Une décision attendue dans les deux ou trois prochaines semaines et qui ne fait pas de doute, selon les propos recueillis lors du rassemblement à l'Hôtel Universel de Rivière-du-Loup. Plusieurs militants sont déjà très actifs sur le terrain pour reconquérir la circonscription.«Je souhaite fermement que Jean D'Amour soit notre candidat. Il connaît les dossiers et la machine gouvernementale. C'est la personne idéale», a affirmé Jean-Pierre Rioux, nouveau président de l'association libérale et ex-candidat libéral dans Rivière-du-Loup. M. Rioux, maire de Trois-Pistoles, prêche pour une élection rapide.
Il croit que M. D'Amour peut compter sur l'estime de ses concitoyens au même titre que le député fédéral Maxime Bernier, réélu massivement en Beauce malgré ses déboires comme ministre. «En ce qui me concerne, je voudrais une élection le plus rapidement possible, mais la décision appartient au premier ministre du Québec», a dit M. D'Amour, qui avait toute la sympathie de cette assemblée partisane à peu près désertée par les médias régionaux et nationaux.
«Il n'a jamais été question de rendre ma décision aujourd'hui (hier). Ma décision d'être ou non candidat sera prise dans quelques semaines. Je rencontrerai le nouveau président de l'association et on procédera», a dit M. D'Amour avant de revenir sur son arrestation pour conduites avec les facultés affaiblies.
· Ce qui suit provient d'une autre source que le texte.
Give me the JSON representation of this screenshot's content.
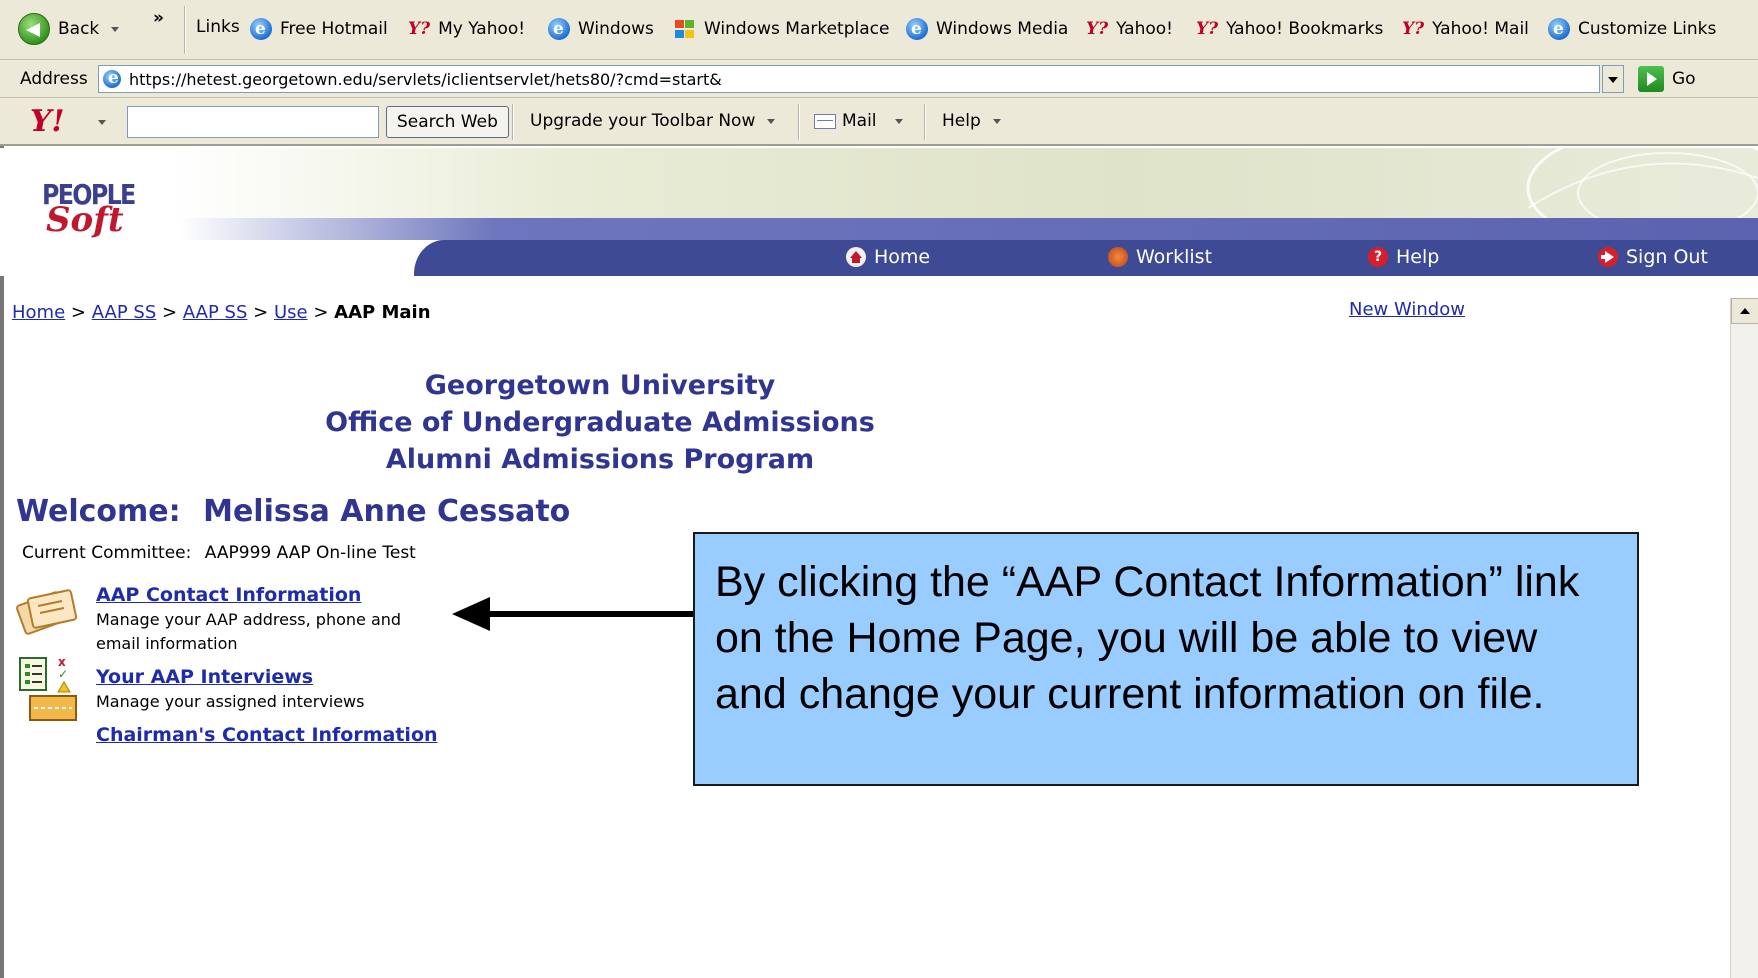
{
  "browser": {
    "back_label": "Back",
    "chevron": "»",
    "links_label": "Links",
    "links": [
      {
        "label": "Free Hotmail",
        "icon": "ie-icon"
      },
      {
        "label": "My Yahoo!",
        "icon": "yahoo-icon"
      },
      {
        "label": "Windows",
        "icon": "ie-icon"
      },
      {
        "label": "Windows Marketplace",
        "icon": "windows-logo-icon"
      },
      {
        "label": "Windows Media",
        "icon": "ie-icon"
      },
      {
        "label": "Yahoo!",
        "icon": "yahoo-icon"
      },
      {
        "label": "Yahoo! Bookmarks",
        "icon": "yahoo-icon"
      },
      {
        "label": "Yahoo! Mail",
        "icon": "yahoo-icon"
      },
      {
        "label": "Customize Links",
        "icon": "ie-icon"
      }
    ],
    "address_label": "Address",
    "url": "https://hetest.georgetown.edu/servlets/iclientservlet/hets80/?cmd=start&",
    "go_label": "Go"
  },
  "yahoo_toolbar": {
    "logo": "Y!",
    "search_value": "",
    "search_button": "Search Web",
    "upgrade": "Upgrade your Toolbar Now",
    "mail": "Mail",
    "help": "Help"
  },
  "peoplesoft": {
    "logo_top": "PEOPLE",
    "logo_bottom": "Soft",
    "nav": [
      {
        "label": "Home",
        "icon": "home-icon"
      },
      {
        "label": "Worklist",
        "icon": "worklist-icon"
      },
      {
        "label": "Help",
        "icon": "help-icon"
      },
      {
        "label": "Sign Out",
        "icon": "sign-out-icon"
      }
    ]
  },
  "breadcrumb": {
    "items": [
      "Home",
      "AAP SS",
      "AAP SS",
      "Use"
    ],
    "sep": ">",
    "current": "AAP Main"
  },
  "new_window": "New Window",
  "heading": {
    "line1": "Georgetown University",
    "line2": "Office of Undergraduate Admissions",
    "line3": "Alumni Admissions Program"
  },
  "welcome": {
    "label": "Welcome:",
    "name": "Melissa Anne Cessato"
  },
  "committee": {
    "label": "Current Committee:",
    "value": "AAP999 AAP On-line Test"
  },
  "menu": [
    {
      "link": "AAP Contact Information",
      "desc": "Manage your AAP address, phone and email information"
    },
    {
      "link": "Your AAP Interviews",
      "desc": "Manage your assigned interviews"
    },
    {
      "link": "Chairman's Contact Information",
      "desc": ""
    }
  ],
  "callout": {
    "text": "By clicking the “AAP Contact Information” link on the Home Page, you will be able to view and change your current information on file."
  }
}
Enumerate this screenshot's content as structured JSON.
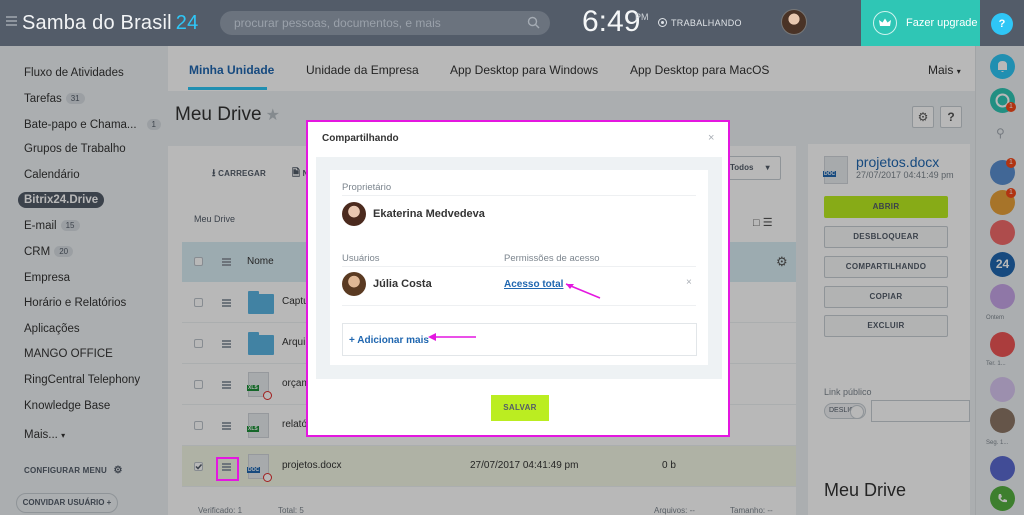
{
  "header": {
    "app_title": "Samba do Brasil",
    "app_number": "24",
    "search_placeholder": "procurar pessoas, documentos, e mais",
    "clock": "6:49",
    "clock_ampm": "PM",
    "work_status": "TRABALHANDO",
    "upgrade_label": "Fazer upgrade",
    "help_label": "?"
  },
  "sidebar": {
    "items": [
      {
        "label": "Fluxo de Atividades",
        "count": ""
      },
      {
        "label": "Tarefas",
        "count": "31"
      },
      {
        "label": "Bate-papo e Chama...",
        "count": "1"
      },
      {
        "label": "Grupos de Trabalho",
        "count": ""
      },
      {
        "label": "Calendário",
        "count": ""
      },
      {
        "label": "Bitrix24.Drive",
        "count": ""
      },
      {
        "label": "E-mail",
        "count": "15"
      },
      {
        "label": "CRM",
        "count": "20"
      },
      {
        "label": "Empresa",
        "count": ""
      },
      {
        "label": "Horário e Relatórios",
        "count": ""
      },
      {
        "label": "Aplicações",
        "count": ""
      },
      {
        "label": "MANGO OFFICE",
        "count": ""
      },
      {
        "label": "RingCentral Telephony",
        "count": ""
      },
      {
        "label": "Knowledge Base",
        "count": ""
      },
      {
        "label": "Mais...",
        "count": ""
      }
    ],
    "configure_menu": "CONFIGURAR MENU",
    "invite_users": "CONVIDAR USUÁRIO"
  },
  "tabs": [
    {
      "label": "Minha Unidade",
      "active": true
    },
    {
      "label": "Unidade da Empresa",
      "active": false
    },
    {
      "label": "App Desktop para Windows",
      "active": false
    },
    {
      "label": "App Desktop para MacOS",
      "active": false
    },
    {
      "label": "Mais",
      "active": false
    }
  ],
  "page": {
    "title": "Meu Drive",
    "upload_label": "CARREGAR",
    "upload_second": "N",
    "filter_label": "Todos",
    "breadcrumb": "Meu Drive",
    "name_header": "Nome"
  },
  "files": [
    {
      "name": "Captu",
      "type": "folder",
      "date": "",
      "size": ""
    },
    {
      "name": "Arqui",
      "type": "folder",
      "date": "",
      "size": ""
    },
    {
      "name": "orçam",
      "type": "xls",
      "date": "",
      "size": ""
    },
    {
      "name": "relató",
      "type": "xls",
      "date": "",
      "size": ""
    },
    {
      "name": "projetos.docx",
      "type": "doc",
      "date": "27/07/2017 04:41:49 pm",
      "size": "0 b"
    }
  ],
  "footer": {
    "selected_label": "Verificado: 1",
    "total_label": "Total: 5",
    "files_label": "Arquivos: --",
    "size_label": "Tamanho: --"
  },
  "right_panel": {
    "file_name": "projetos.docx",
    "file_date": "27/07/2017 04:41:49 pm",
    "btn_open": "ABRIR",
    "btn_unlock": "DESBLOQUEAR",
    "btn_share": "COMPARTILHANDO",
    "btn_copy": "COPIAR",
    "btn_delete": "EXCLUIR",
    "public_link_label": "Link público",
    "toggle_label": "DESLIG",
    "drive_title": "Meu Drive"
  },
  "messenger": {
    "label_yesterday": "Ontem",
    "label_tue": "Ter. 1...",
    "label_sat": "Seg. 1..."
  },
  "modal": {
    "title": "Compartilhando",
    "owner_label": "Proprietário",
    "owner_name": "Ekaterina Medvedeva",
    "users_label": "Usuários",
    "permissions_label": "Permissões de acesso",
    "user_name": "Júlia Costa",
    "permission_value": "Acesso total",
    "add_more": "+ Adicionar mais",
    "save_label": "SALVAR"
  },
  "colors": {
    "topbar": "#535c69",
    "accent_blue": "#2fc6f6",
    "upgrade": "#2fc6b5",
    "primary_green": "#bbed21",
    "highlight_magenta": "#e417e0",
    "link_blue": "#2067b0"
  }
}
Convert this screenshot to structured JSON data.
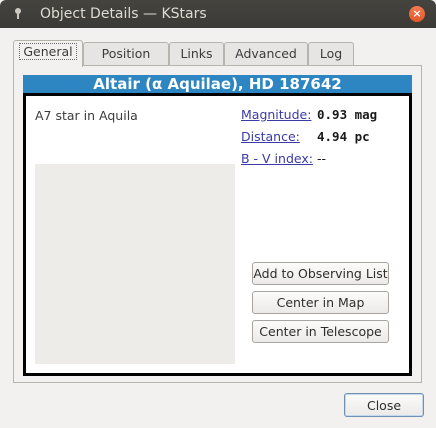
{
  "window": {
    "title": "Object Details — KStars",
    "close_glyph": "×"
  },
  "tabs": [
    {
      "label": "General",
      "active": true
    },
    {
      "label": "Position",
      "active": false
    },
    {
      "label": "Links",
      "active": false
    },
    {
      "label": "Advanced",
      "active": false
    },
    {
      "label": "Log",
      "active": false
    }
  ],
  "object": {
    "name": "Altair (α Aquilae), HD 187642",
    "description": "A7 star in Aquila",
    "properties": [
      {
        "label": "Magnitude:",
        "value": "0.93 mag"
      },
      {
        "label": "Distance:",
        "value": "4.94 pc"
      },
      {
        "label": "B - V index:",
        "value": "--"
      }
    ]
  },
  "actions": {
    "add_observing": "Add to Observing List",
    "center_map": "Center in Map",
    "center_telescope": "Center in Telescope"
  },
  "footer": {
    "close_label": "Close"
  },
  "colors": {
    "name_bar": "#2d86c2",
    "link_text": "#3a3aa8",
    "titlebar": "#3b3a36",
    "close_button": "#e2572b"
  }
}
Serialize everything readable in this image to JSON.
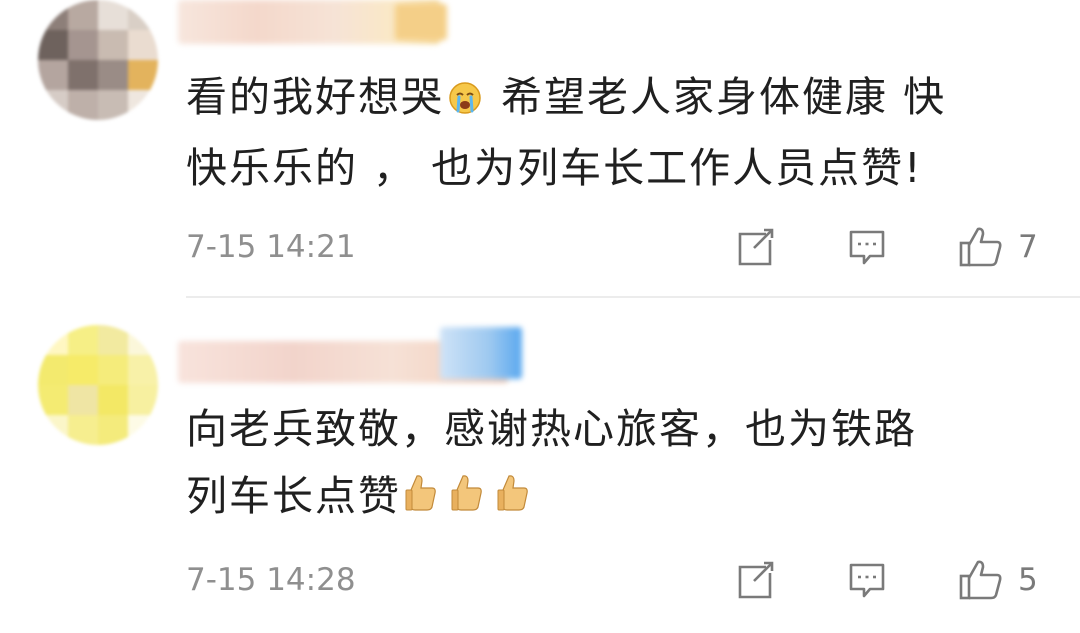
{
  "comments": [
    {
      "text_lines": [
        "看的我好想哭",
        " 希望老人家身体健康 快",
        "快乐乐的 ， 也为列车长工作人员点赞!"
      ],
      "emoji": "crying-face",
      "timestamp": "7-15 14:21",
      "likes": "7"
    },
    {
      "text_lines": [
        "向老兵致敬，感谢热心旅客，也为铁路",
        "列车长点赞"
      ],
      "emoji": "thumbs-up x3",
      "timestamp": "7-15 14:28",
      "likes": "5"
    }
  ],
  "icons": {
    "repost": "repost-icon",
    "reply": "comment-icon",
    "like": "thumbs-up-icon"
  },
  "colors": {
    "text": "#202020",
    "meta": "#8f8f8f",
    "icon": "#7a7a7a",
    "divider": "#ececec"
  }
}
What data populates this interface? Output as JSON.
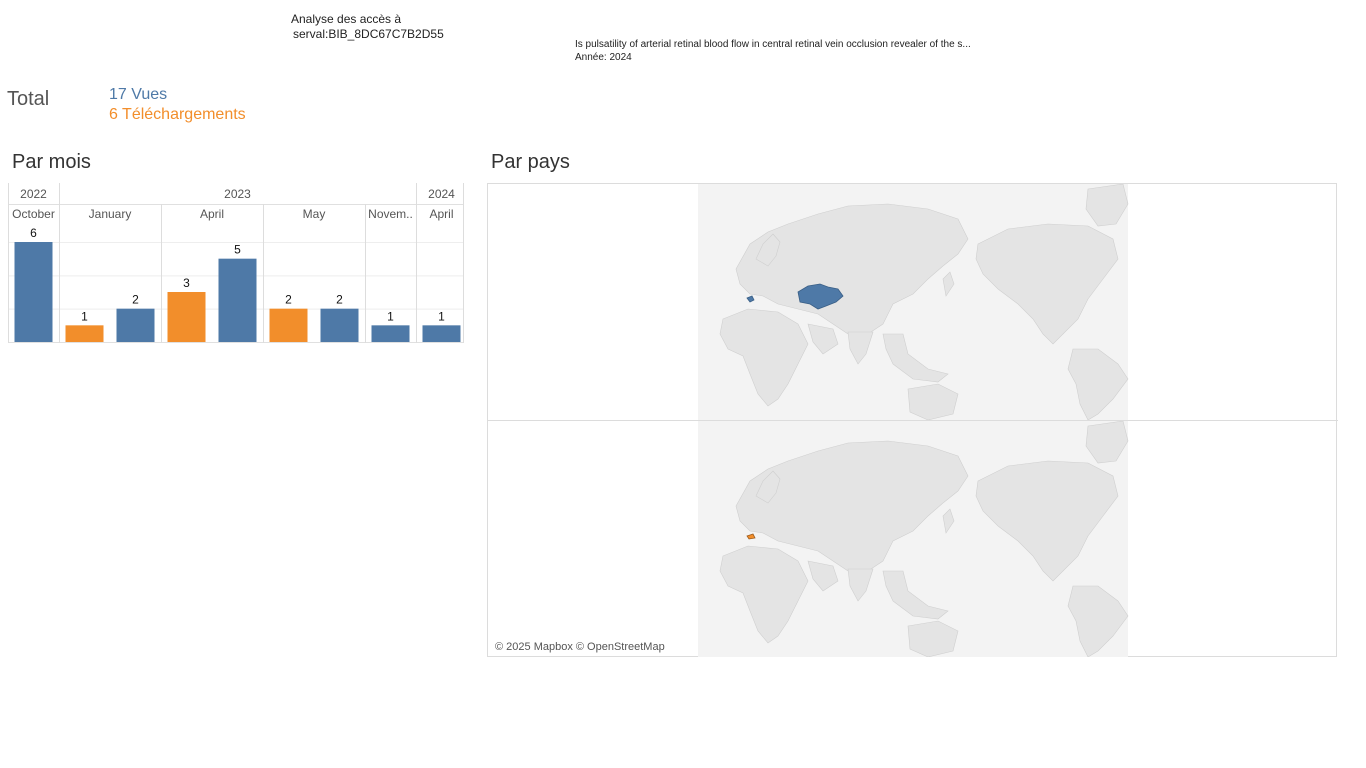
{
  "header": {
    "title_line1": "Analyse des accès à",
    "title_line2": "serval:BIB_8DC67C7B2D55",
    "doc_title": "Is pulsatility of arterial retinal blood flow in central retinal vein occlusion revealer of the s...",
    "doc_year": "Année: 2024"
  },
  "totals": {
    "label": "Total",
    "views": "17 Vues",
    "downloads": "6 Téléchargements",
    "views_color": "#4e79a7",
    "downloads_color": "#f28e2b"
  },
  "sections": {
    "by_month": "Par mois",
    "by_country": "Par pays"
  },
  "chart_data": {
    "type": "bar",
    "title": "Par mois",
    "years": [
      {
        "label": "2022"
      },
      {
        "label": "2023"
      },
      {
        "label": "2024"
      }
    ],
    "months": [
      {
        "label": "October",
        "year": "2022",
        "bars": [
          {
            "series": "Vues",
            "value": 6
          }
        ]
      },
      {
        "label": "January",
        "year": "2023",
        "bars": [
          {
            "series": "Téléchargements",
            "value": 1
          },
          {
            "series": "Vues",
            "value": 2
          }
        ]
      },
      {
        "label": "April",
        "year": "2023",
        "bars": [
          {
            "series": "Téléchargements",
            "value": 3
          },
          {
            "series": "Vues",
            "value": 5
          }
        ]
      },
      {
        "label": "May",
        "year": "2023",
        "bars": [
          {
            "series": "Téléchargements",
            "value": 2
          },
          {
            "series": "Vues",
            "value": 2
          }
        ]
      },
      {
        "label": "Novem..",
        "year": "2023",
        "bars": [
          {
            "series": "Vues",
            "value": 1
          }
        ]
      },
      {
        "label": "April",
        "year": "2024",
        "bars": [
          {
            "series": "Vues",
            "value": 1
          }
        ]
      }
    ],
    "ylim": [
      0,
      7
    ],
    "grid": true,
    "series_colors": {
      "Vues": "#4e79a7",
      "Téléchargements": "#f28e2b"
    }
  },
  "map": {
    "attribution": "© 2025 Mapbox © OpenStreetMap",
    "land_color": "#e6e6e6",
    "border_color": "#cfcfcf",
    "highlight_views": [
      {
        "country": "Kazakhstan",
        "color": "#4e79a7"
      },
      {
        "country": "France",
        "color": "#4e79a7"
      }
    ],
    "highlight_downloads": [
      {
        "country": "Switzerland",
        "color": "#f28e2b"
      }
    ]
  }
}
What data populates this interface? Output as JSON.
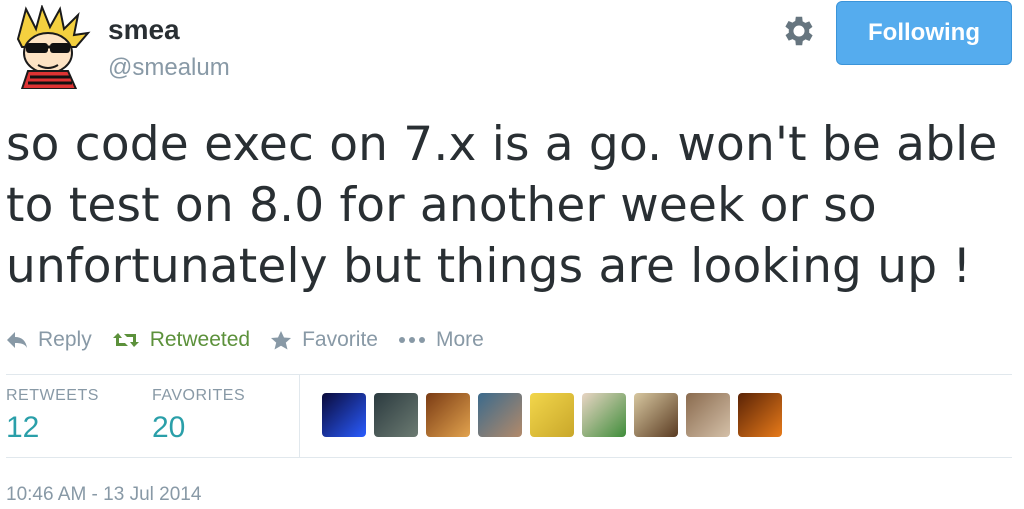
{
  "user": {
    "name": "smea",
    "handle": "@smealum",
    "avatar_icon": "calvin-avatar-icon"
  },
  "header": {
    "settings_icon": "gear-icon",
    "follow_label": "Following",
    "follow_color": "#55acee"
  },
  "tweet": {
    "lines": [
      "so code exec on 7.x is a go. won't be able",
      "to test on 8.0 for another week or so",
      "unfortunately but things are looking up !"
    ]
  },
  "actions": {
    "reply": "Reply",
    "retweet": "Retweeted",
    "favorite": "Favorite",
    "more": "More",
    "retweet_color": "#5c913b"
  },
  "stats": {
    "retweets_label": "RETWEETS",
    "retweets_value": "12",
    "favorites_label": "FAVORITES",
    "favorites_value": "20",
    "value_color": "#2a9fa9"
  },
  "favoriters": [
    {
      "icon": "night-lights-avatar",
      "colors": [
        "#0a0a3a",
        "#2a5cff"
      ]
    },
    {
      "icon": "dark-portrait-avatar",
      "colors": [
        "#2b3a3f",
        "#6c7b72"
      ]
    },
    {
      "icon": "dog-avatar",
      "colors": [
        "#7a3b14",
        "#e2a34e"
      ]
    },
    {
      "icon": "group-photo-avatar",
      "colors": [
        "#3b6a8c",
        "#b38a6a"
      ]
    },
    {
      "icon": "meme-face-avatar",
      "colors": [
        "#f2d64b",
        "#c9a72a"
      ]
    },
    {
      "icon": "green-shirt-avatar",
      "colors": [
        "#e9d5c4",
        "#3f8d3a"
      ]
    },
    {
      "icon": "anime-girl-avatar",
      "colors": [
        "#d7c7a0",
        "#5a3b22"
      ]
    },
    {
      "icon": "sepia-portrait-avatar",
      "colors": [
        "#8a6b4f",
        "#d4c0a8"
      ]
    },
    {
      "icon": "orange-avatar",
      "colors": [
        "#5a2306",
        "#e87b1a"
      ]
    }
  ],
  "timestamp": "10:46 AM - 13 Jul 2014"
}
«Je n'ai pas reçu de commentaires négatifs, seulement des messages de réconfort à la suite de cette affaire pour conduite avec facultés affaiblies. J'admets que j'ai commis une erreur», a dit M. D'Amour.
Il a répété qu'il avait pris le souper avec des amis le soir de son arrestation, le 24 septembre, et il a nié la rumeur voulant qu'il ait pu être en compagnie du premier ministre Jean Charest. «Je suis franc. Si M. Charest avait été là, je l'aurais dit. Il était absent...»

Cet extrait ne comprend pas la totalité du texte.